Article : Is Working Too Hard Really Bad for Your Heart?

A collaborative meta-analysis suggests that the effect is real but smaller than previously thought.

In a recent meta-analysis of published cohort studies, job strain was associated with about a 40% increase in risk for coronary heart disease. However, these studies are susceptible to publication bias and limited by methodological idiosyncrasies. To minimize these shortcomings, investigators conducted a participant-level meta-analysis of 13 published and unpublished European studies including 197,473 individuals (mean age, 42; 49% women). The same validated model was used in all of the studies to assess baseline job strain.

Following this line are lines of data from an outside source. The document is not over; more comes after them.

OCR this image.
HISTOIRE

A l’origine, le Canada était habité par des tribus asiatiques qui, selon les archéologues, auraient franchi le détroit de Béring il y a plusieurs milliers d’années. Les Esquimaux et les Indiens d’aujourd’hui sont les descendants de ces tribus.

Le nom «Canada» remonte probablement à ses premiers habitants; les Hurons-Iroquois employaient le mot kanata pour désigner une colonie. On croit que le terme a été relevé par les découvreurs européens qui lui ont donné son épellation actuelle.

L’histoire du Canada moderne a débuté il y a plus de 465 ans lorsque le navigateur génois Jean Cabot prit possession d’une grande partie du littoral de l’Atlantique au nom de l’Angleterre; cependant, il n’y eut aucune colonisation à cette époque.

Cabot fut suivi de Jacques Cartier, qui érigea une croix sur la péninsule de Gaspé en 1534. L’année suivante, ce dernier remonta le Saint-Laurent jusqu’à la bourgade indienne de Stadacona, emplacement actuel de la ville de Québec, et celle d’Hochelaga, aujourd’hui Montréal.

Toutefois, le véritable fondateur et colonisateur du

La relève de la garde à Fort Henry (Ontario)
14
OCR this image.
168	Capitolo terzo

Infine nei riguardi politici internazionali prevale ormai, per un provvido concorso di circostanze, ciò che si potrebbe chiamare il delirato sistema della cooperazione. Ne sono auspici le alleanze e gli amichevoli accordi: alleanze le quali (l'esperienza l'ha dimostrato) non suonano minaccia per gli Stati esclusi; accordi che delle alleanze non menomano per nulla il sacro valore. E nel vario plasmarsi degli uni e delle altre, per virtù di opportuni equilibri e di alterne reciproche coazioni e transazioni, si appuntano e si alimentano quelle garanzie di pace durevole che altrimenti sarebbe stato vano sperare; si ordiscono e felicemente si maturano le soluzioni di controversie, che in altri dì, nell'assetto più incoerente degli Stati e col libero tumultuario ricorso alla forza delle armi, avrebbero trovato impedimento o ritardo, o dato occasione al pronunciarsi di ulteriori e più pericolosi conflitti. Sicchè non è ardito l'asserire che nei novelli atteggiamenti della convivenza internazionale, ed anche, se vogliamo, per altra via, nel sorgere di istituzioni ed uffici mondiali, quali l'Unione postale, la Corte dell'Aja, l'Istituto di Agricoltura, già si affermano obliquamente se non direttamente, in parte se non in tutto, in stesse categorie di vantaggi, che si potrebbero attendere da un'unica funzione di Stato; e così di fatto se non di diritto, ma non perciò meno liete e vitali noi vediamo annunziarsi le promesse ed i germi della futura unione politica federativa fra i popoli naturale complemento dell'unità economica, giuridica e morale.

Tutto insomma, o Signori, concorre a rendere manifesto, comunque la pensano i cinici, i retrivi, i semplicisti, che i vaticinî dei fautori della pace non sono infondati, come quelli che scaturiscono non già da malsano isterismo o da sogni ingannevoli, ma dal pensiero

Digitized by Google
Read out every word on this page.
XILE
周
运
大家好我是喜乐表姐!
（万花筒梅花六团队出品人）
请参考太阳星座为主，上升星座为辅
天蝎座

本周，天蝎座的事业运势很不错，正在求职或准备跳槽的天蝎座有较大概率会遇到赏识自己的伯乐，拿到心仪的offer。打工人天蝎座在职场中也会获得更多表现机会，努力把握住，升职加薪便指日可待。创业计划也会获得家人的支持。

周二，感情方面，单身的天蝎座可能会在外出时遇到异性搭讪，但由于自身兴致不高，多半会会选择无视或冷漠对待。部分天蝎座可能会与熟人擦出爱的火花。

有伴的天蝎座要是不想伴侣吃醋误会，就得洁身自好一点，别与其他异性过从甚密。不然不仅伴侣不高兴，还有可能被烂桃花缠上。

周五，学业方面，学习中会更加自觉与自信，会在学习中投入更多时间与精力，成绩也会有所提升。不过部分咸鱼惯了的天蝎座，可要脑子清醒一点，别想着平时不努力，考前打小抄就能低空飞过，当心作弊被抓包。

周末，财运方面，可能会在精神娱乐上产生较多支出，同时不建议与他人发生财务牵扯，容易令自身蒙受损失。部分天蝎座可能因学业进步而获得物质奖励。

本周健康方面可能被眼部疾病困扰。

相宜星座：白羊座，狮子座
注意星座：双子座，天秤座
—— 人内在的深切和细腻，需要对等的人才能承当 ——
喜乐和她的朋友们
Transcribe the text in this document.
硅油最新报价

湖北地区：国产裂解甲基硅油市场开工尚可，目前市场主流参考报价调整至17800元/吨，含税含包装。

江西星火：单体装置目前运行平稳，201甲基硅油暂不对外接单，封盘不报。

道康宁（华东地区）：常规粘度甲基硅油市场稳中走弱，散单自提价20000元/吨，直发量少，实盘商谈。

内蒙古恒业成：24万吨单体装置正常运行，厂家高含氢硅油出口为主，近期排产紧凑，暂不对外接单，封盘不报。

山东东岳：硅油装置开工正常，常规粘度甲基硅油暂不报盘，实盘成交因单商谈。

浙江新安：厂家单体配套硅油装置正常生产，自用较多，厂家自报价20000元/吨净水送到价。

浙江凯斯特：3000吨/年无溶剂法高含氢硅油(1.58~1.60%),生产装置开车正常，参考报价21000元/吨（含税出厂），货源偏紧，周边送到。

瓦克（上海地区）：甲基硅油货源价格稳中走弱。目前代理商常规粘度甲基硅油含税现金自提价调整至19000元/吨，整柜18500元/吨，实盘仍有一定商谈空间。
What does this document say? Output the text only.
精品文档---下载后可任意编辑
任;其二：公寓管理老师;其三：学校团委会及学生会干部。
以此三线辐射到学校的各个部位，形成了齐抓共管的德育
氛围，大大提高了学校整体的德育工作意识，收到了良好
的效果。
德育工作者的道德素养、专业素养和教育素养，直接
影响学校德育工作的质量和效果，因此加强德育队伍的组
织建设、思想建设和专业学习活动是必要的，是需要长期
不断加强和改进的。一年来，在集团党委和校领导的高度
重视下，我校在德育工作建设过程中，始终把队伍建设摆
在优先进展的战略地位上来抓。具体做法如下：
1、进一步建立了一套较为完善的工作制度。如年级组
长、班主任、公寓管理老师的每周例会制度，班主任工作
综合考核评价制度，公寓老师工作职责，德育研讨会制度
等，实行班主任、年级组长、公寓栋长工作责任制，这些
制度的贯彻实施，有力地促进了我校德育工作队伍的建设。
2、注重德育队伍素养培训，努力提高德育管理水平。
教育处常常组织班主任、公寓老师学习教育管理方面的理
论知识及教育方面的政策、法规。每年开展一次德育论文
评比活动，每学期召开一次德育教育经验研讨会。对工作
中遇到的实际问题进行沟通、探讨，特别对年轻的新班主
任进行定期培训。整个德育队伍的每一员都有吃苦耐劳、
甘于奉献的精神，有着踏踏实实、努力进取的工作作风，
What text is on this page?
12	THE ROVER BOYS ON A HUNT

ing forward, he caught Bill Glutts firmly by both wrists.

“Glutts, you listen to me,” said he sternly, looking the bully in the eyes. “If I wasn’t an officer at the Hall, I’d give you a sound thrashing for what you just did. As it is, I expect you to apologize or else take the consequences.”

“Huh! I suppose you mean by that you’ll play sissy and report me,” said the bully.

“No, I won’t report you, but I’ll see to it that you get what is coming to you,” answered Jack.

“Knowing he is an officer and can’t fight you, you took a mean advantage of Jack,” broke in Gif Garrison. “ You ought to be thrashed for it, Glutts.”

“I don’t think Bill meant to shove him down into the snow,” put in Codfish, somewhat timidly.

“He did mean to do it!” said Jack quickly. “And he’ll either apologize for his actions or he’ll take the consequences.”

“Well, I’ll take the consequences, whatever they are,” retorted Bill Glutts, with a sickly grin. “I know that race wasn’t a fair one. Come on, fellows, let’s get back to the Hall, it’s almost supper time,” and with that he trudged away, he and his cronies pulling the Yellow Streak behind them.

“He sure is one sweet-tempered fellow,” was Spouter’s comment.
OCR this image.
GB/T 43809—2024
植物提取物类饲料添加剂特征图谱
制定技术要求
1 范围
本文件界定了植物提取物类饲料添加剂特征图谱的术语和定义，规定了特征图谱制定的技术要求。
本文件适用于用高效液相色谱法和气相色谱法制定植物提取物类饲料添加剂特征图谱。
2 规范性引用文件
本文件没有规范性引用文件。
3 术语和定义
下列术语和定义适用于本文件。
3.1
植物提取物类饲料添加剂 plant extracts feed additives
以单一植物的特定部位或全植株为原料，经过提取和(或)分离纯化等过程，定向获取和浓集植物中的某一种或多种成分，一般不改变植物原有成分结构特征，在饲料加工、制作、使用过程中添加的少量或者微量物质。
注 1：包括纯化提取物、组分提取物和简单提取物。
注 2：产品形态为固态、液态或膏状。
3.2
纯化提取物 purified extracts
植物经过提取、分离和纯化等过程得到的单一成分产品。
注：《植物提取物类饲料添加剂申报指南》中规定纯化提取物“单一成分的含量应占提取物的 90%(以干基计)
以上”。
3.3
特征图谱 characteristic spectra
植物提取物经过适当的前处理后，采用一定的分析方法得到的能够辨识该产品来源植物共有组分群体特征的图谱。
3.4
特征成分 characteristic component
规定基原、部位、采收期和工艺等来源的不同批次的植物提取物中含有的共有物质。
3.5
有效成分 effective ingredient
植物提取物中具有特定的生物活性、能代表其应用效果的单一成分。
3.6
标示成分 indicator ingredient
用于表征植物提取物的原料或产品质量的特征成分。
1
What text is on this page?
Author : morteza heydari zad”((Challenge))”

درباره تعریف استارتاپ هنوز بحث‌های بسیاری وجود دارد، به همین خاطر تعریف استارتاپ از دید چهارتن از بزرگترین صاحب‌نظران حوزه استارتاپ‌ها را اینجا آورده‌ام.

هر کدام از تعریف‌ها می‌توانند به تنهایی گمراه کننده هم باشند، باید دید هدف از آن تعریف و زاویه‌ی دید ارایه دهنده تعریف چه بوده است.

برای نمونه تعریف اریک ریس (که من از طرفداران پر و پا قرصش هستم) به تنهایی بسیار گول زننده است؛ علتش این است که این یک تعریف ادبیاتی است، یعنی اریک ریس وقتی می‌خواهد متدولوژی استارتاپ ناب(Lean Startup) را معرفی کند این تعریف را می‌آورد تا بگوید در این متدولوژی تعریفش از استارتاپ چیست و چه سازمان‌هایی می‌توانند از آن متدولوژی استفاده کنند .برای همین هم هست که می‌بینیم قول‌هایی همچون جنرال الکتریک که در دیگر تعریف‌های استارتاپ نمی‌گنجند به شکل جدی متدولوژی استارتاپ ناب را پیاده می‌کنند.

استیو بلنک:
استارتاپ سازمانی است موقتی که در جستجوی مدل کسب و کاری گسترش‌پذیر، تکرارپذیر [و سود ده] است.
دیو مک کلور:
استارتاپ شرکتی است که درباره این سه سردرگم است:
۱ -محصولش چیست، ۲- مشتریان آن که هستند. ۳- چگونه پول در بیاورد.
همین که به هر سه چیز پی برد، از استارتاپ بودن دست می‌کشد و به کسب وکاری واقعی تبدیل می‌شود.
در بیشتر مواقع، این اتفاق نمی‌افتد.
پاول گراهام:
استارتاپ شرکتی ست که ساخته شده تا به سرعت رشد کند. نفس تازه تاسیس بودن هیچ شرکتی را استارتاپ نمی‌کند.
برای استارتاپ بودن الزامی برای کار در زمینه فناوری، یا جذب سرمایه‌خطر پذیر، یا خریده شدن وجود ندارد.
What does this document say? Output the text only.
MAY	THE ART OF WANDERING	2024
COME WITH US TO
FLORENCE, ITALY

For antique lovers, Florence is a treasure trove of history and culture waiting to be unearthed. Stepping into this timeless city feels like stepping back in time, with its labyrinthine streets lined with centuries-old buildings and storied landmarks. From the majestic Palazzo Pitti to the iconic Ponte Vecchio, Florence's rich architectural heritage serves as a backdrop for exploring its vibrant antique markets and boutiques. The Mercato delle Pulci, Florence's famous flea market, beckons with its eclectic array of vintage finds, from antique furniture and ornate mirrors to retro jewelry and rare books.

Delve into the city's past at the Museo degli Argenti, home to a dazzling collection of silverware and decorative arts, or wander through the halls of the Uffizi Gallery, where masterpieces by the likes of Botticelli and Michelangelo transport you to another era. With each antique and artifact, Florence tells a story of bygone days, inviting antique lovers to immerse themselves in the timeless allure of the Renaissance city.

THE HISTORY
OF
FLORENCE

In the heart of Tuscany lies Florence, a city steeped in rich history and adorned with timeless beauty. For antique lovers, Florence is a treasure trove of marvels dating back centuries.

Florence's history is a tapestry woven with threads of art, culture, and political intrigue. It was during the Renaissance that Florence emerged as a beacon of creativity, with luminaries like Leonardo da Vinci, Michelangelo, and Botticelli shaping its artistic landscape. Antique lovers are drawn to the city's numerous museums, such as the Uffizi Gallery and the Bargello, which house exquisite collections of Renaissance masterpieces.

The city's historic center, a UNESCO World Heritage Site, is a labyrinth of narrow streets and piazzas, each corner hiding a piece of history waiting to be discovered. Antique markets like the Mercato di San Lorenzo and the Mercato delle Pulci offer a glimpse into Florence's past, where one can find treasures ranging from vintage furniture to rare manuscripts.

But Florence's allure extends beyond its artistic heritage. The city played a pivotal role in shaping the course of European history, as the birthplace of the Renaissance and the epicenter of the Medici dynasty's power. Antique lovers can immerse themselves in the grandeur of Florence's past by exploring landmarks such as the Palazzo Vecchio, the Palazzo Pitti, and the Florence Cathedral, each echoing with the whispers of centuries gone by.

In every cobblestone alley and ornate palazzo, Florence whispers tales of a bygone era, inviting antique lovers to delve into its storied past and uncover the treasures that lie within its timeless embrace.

Fifteen percent of the cohort reported job strain, defined as high demands and low control. Compared with participants without job strain, those with job strain had a significantly higher risk for incident myocardial infarction or death from coronary artery disease (hazard ratio, 1.23). In separate analyses of published and unpublished data, the effect was higher in published studies than in unpublished studies (HR, 1.43 and 1.16, respectively), but remained significant in both when adjusted for age, sex, and socioeconomic status. The association was also significant in an analysis excluding coronary events that occurred within 3 years after baseline (HR, 1.31).

CITATION(S):

Kivimäki M et al. Job strain as a risk factor for coronary heart disease: A collaborative meta-analysis of individual participant data. Lancet 2012 Sep 14; [e-pub ahead of print].